Replace /bin/ksh in #!/bin/ksh with an absolute pathname of the Korn shell (or any shell that conforms to POSIX shell command language requirements) on your system.

If you're on a Solaris system, use /usr/xpg4/bin/awk or nawk instead of awk .

The exit code will be 0 if all conditions are met, or 1 through 31 depending on which set of conditions fail.

Many thanks for the very quick replies.

Scott: the number of rows varies between 5(min) and 22(max)

It's a hard choice between between fuad's second post code and rtrdx1's code.

fuad's output rows are separated by blank lines.

rdtx1's output columns are separated by a tab(?) instead of single space.

On balance I'm inclined to go with fuad's single-liner largely because I know how to delete
blank lines :slight_smile:

---------- Post updated at 05:06 PM ---------- Previous update was at 04:44 PM ----------

Don Cragun

Thanks for a very comprehensive reply but as I'm able to verify the file meets the stated requirements before reformatting I don't have to cater for all the exception conditions.

OK. If you've pre-verified the input file, you can strip my suggestion down to:

#!/bin/ksh
awk '/[^[:digit:]]/ { h[++hc] = $0; next}
{       o[hc,++oc[hc]] = $0}
END {   printf("%-3s%s\n", h[1], h[2])
        for(i = 1; i <= oc[1]; i++) printf("%s %s\n", o[1, i], o[2, i])
}' Input

and get the same output.

1 Like
pr -t -s' ' -2 -l 7 input
awk '/[a-zA-Z]/{i=0}
{i++;A=A?A"\t"$0:$0}
END{for(j=1;j<=i;j++){print A[j]}}' file
1 Like
awk '/[^0-9]/{f=NR} f>1{print A[NR-f+1],$0; next} {A[NR]=$0}' file
1 Like

You can just add

sed 's/ /\t/g'

to the end to replace the space to tab or you can edit the original code to be like this:

cat test | tr '\n' '\t' | awk ' { for (i=1; i<=NF/2; i++) { print $i, "\t", $(i+(NF/2)), "\n" } }'

I see people give you the codes but I think it will be more benefit to you if you're doing it yourself. So, instead of give you the code, I would rather show you one of many ways on how to do it. You can split the file into 2 files, column_a and column_b, then merge them back to a single file with two columns. You can do that first by "grep" for where column b starts with the "-n" option to show line number. Then with the combination of using "head" and "tail" with a "-number" based on your "grep" result (you cannot use that exact number, why?), you can split the file in to two files: column_a and column_b. You can then use the "paste" command to merger the two files in to one with 2 columns, separated by tab.

You can also add "pre" check stuffs to check the input file is correct such as the line where column b start is right in the middle of the file.

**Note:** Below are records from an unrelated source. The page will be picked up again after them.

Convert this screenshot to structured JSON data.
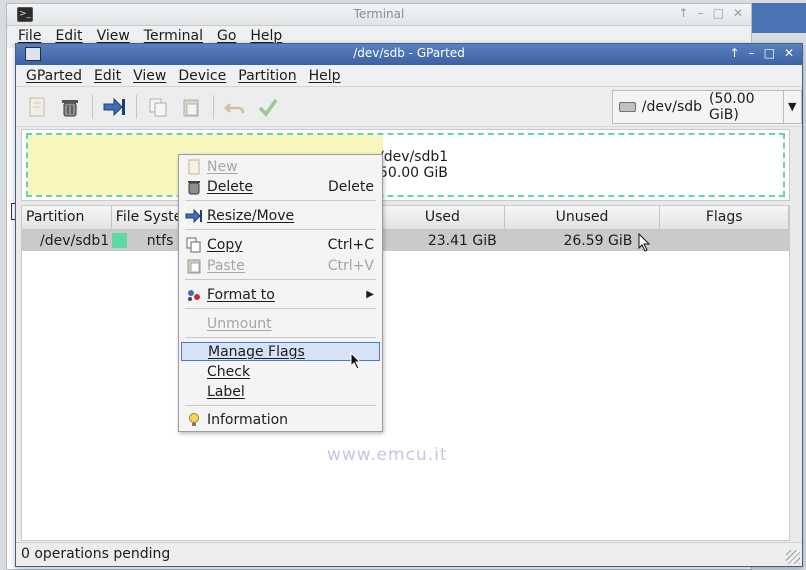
{
  "terminal": {
    "title": "Terminal",
    "menu": [
      "File",
      "Edit",
      "View",
      "Terminal",
      "Go",
      "Help"
    ]
  },
  "gparted": {
    "title": "/dev/sdb - GParted",
    "menu": [
      "GParted",
      "Edit",
      "View",
      "Device",
      "Partition",
      "Help"
    ],
    "device_selector": {
      "device": "/dev/sdb",
      "size": "(50.00 GiB)"
    },
    "disk_map": {
      "partition": "/dev/sdb1",
      "size": "50.00 GiB",
      "used_fraction": 0.47
    },
    "table": {
      "columns": [
        "Partition",
        "File System",
        "Used",
        "Unused",
        "Flags"
      ],
      "rows": [
        {
          "partition": "/dev/sdb1",
          "filesystem": "ntfs",
          "used": "23.41 GiB",
          "unused": "26.59 GiB",
          "flags": ""
        }
      ]
    },
    "status": "0 operations pending"
  },
  "context_menu": {
    "items": [
      {
        "label": "New",
        "accel": "",
        "disabled": true,
        "icon": "new-icon"
      },
      {
        "label": "Delete",
        "accel": "Delete",
        "disabled": false,
        "icon": "trash-icon"
      },
      {
        "label": "Resize/Move",
        "accel": "",
        "disabled": false,
        "icon": "resize-move-icon"
      },
      {
        "label": "Copy",
        "accel": "Ctrl+C",
        "disabled": false,
        "icon": "copy-icon"
      },
      {
        "label": "Paste",
        "accel": "Ctrl+V",
        "disabled": true,
        "icon": "paste-icon"
      },
      {
        "label": "Format to",
        "accel": "",
        "disabled": false,
        "icon": "format-icon",
        "submenu": true
      },
      {
        "label": "Unmount",
        "accel": "",
        "disabled": true,
        "icon": ""
      },
      {
        "label": "Manage Flags",
        "accel": "",
        "disabled": false,
        "highlighted": true,
        "icon": ""
      },
      {
        "label": "Check",
        "accel": "",
        "disabled": false,
        "icon": ""
      },
      {
        "label": "Label",
        "accel": "",
        "disabled": false,
        "icon": ""
      },
      {
        "label": "Information",
        "accel": "",
        "disabled": false,
        "icon": "info-bulb-icon"
      }
    ]
  },
  "watermark": "www.emcu.it",
  "colors": {
    "ntfs": "#5fd9a3",
    "used_space": "#f8f6bd",
    "titlebar": "#4a70b2",
    "highlight": "#d6e3f6"
  }
}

Have fun writing your codes :slight_smile:

Toiday

You're quite right about the need to understand the options available rather than just using code snippets. Meanwhile I'm still at the cut-and-paste stage of my scripting learning curve so thanks again to all those who replied to my original post.